The second manifestation is the sculpture of the lion by Heinz Warneke, known today as the Nittany Lion Shrine. The gift of the Class of 1940, the Lion statue was sculpted on the site by Warneke and his assistant. Just as with the Land-Grant Frescoes in Old Main, Warneke’s contract specified it had to be done in full view of students and they were permitted to ask him questions as he worked, so that this public art was an educational experience for all. The Nittany Lion Shrine was dedicated in 1942 with Mason as the keynote speaker, recounting the story of his idea and its consequences.

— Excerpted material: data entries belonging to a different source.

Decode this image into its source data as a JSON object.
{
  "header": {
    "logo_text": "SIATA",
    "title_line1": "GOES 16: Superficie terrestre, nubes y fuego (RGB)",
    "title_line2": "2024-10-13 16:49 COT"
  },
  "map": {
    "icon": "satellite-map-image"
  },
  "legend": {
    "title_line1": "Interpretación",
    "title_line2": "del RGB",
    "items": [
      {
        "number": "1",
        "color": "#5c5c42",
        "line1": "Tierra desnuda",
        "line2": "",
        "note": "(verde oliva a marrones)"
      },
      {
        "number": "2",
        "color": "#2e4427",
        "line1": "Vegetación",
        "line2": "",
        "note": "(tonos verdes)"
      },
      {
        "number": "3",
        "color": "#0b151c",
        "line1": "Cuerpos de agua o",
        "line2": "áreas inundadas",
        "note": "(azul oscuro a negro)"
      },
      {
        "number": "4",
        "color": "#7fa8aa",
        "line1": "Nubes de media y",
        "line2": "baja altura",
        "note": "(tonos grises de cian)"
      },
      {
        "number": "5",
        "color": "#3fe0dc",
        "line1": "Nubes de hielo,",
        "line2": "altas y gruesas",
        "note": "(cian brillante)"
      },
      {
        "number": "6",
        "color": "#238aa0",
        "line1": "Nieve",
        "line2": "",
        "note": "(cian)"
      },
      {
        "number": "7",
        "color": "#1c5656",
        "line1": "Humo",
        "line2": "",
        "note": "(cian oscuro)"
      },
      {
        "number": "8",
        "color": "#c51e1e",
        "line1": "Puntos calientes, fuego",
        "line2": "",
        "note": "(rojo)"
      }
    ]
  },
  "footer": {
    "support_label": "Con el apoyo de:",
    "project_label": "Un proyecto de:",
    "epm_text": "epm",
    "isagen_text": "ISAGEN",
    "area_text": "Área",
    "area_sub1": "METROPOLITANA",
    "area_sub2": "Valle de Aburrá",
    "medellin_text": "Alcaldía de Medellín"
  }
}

Where did Mason get his idea back in 1907? By then, mountain lions were extinct in Pennsylvania; Centre County’s last specimen was taken in 1893. However, there was a stuffed Pennsylvania Mountain Lion in the original Old Main museum that Mason passed by regularly. The so-called “Brush Lion” had been shot in 1856 in Susquehanna County, north of Scranton, by farmer Samuel Brush. Mounted by a doctor who was also an amateur taxidermist, the lion stayed at the Brush farm for thirty-some years, often being “ridden” by the farm children, before it was donated to the college for its natural history museum in 1890.
The Brush Lion was part of the college’s display at the Chicago World’s Columbian Exposition in 1893, and also spent several decades on display and in storage at the Carnegie Museum in Pittsburgh before it was finally returned to Penn State in 1996. After restoration, the “original Nittany Lion,” as it came to be called, was displayed in Pattee Library for several years. It was moved in 2011 to the All-Sports Museum in Beaver Stadium, where it is currently displayed.
Today, the Lion mascot at a football game is in his element, starting from the pre-game routines. He works with the cheerleaders rousing the crowd, does pushups after each score, and allows himself to be passed over the heads of the fans, hand-by-hand up through the stands. Over the years, the Lion has appeared at increasing numbers of athletic and philanthropic events as well. Everyone wants to be with the Lion, it seems, and thanks to televised football games, the Nittany Lion mascot became one of the best-known college sports mascots in the country.
Esposito, Jackie R. and Herb, Steven L. The Nittany Lion: An Illustrated Tale. University Park: Penn State University Press, 1997.
Stout, Lee and West, Harry H. Lair of the Lion: A History of Beaver Stadium. University Park: Penn State University Press, 2019.